La réforme de la loi Duflot était nécessaire. Sera-t-elle suffisante ?

Publié le 8/09/2014


Manuel Valls, après l’éviction d’Arnaud Montebourg, a souhaité, symboliquement, marquer son virage vers une politique sociale- démocrate par l’annonce d’une remise à plat de la loi Duflot. Cette initiative a immédiatement provoqué une bronca à la gauche du Parti socialiste et chez les écologistes, mais a provoqué, également, une salve d’applaudissements chez les professionnels. Comment expliquer des réactions aussi contrastées ?
Le gouvernement a fait le constat, évident, que, sans terrain à vendre, il n’y a pas de construction. Pour inciter les propriétaires fonciers à mettre en vente leurs terrains, il est proposé un aménagement généreux de la fiscalité des plus-values immobilières. Il ne faut pas bouder son plaisir. Ce dispositif est préférable au système actuellement en vigueur. Il a cependant deux défauts qui risquent de lui faire perdre de son efficacité. Pour en bénéficier, la promesse de vente devra avoir été signée avant le 31 décembre 2015. Ce délai est, manifestement, trop court dans la presque totalité des dossiers. Il doit être revu.
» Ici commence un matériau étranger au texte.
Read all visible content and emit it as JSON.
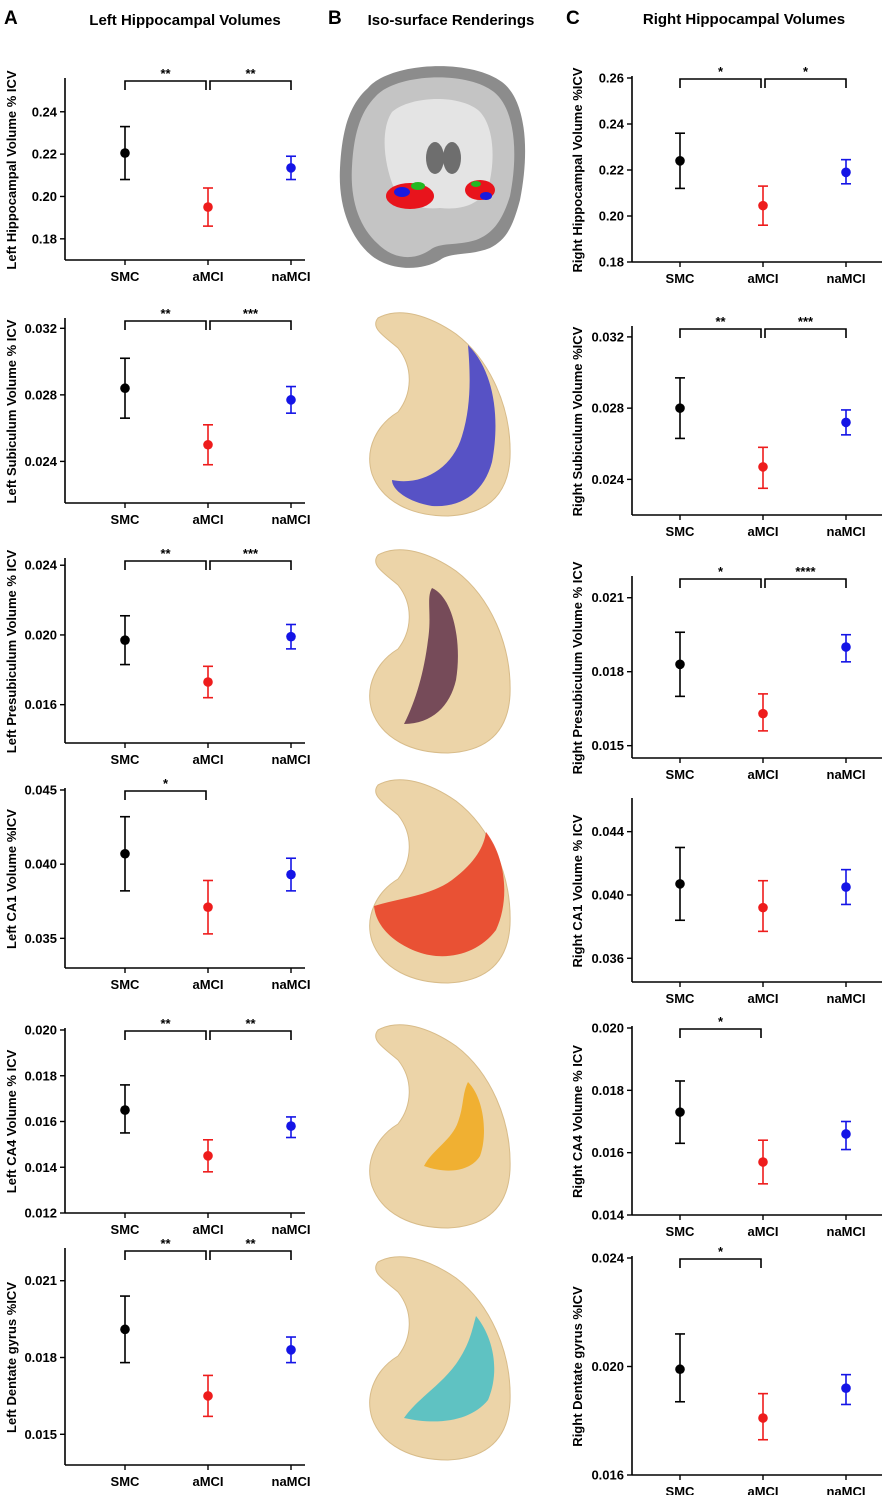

D’autre part, en dépit d’une réduction d’impôt importante sur les plus-values, le projet laisse subsister le principe d’une taxation qui peut s’avérer très lourde à cause d’un impôt sur le revenu au taux marginal de 49 %, auquel s’ajoute la CSG au taux de 15,5 %. De ce fait, les cédants seront certainement réticents à se précipiter pour mettre en vente leurs terrains. Il fallait un choc psychologique et exonérer de toute taxation les vendeurs, par exemple, propriétaires d’un terrain depuis plus de cinq ans. La deuxième mesure phare du plan Valls concerne l’amélioration très sensible du dispositif fiscal Duflot. On ne peut que s’en féliciter, même si la coexistence de trois régimes fiscaux différents possibles va certainement entraîner des risques de contentieux d’application et d’interprétation. Il est permis également de s’interroger sur la pertinence d’une mesure de défiscalisation qui crée une nouvelle niche fiscale. Si les acquéreurs se précipitent, le coût pour les finances publiques pourrait dépasser le milliard d’euros, selon certains commentateurs.
La troisième mesure symbolique et novatrice est la création d’un abattement spécifique et substantiel pour toute donation d’un logement neuf dans les deux ans avenir. Mesure excellente, au coût budgétaire négligeable : il faut regretter, cependant, la limitation dans le temps de la mesure, la limitation du nombre des bénéficiaires, la limitation aux actes de donation et sa non-extension aux successions.
La quatrième mesure annoncée a déclenché l’ire de la gauche du Parti socialiste : la disparition, de fait, de l’encadrement des loyers prévu par la loi Duflot. Ne fallait-il pas aller plus loin et prévoir que la location d’appartements neufs ne serait plus concernée par l’arsenal législatif coercitif des textes successifs sur les baux d’habitation ? Ne fallait-il pas, à cette occasion, revoir les modalités de reprise d’un logement par un propriétaire ? N’est-ce pas toutes ces contraintes qui expliqueraient la diminution constante, au cours de ses vingt dernières années, du nombre de bailleurs privés ?
Le projet de M. Valls ne sera pas, hélas, la planche de salut espérée. C’est regrettable : seul un gouvernement de gauche pouvait réaliser la réforme novatrice obligatoire. Faute d’un aggiornamento historique de la politique immobilière dans les semaines à venir, on pourrait s’attendre à un écroulement de la filière lorsque la remontée prévisible des taux d’intérêt aura lieu..
Le gouvernement, pour éviter cette catastrophe économique, sauver des milliers d’emplois et donner confiance aux investisseurs, se doit d’aller jusqu’au bout de sa politique réformiste.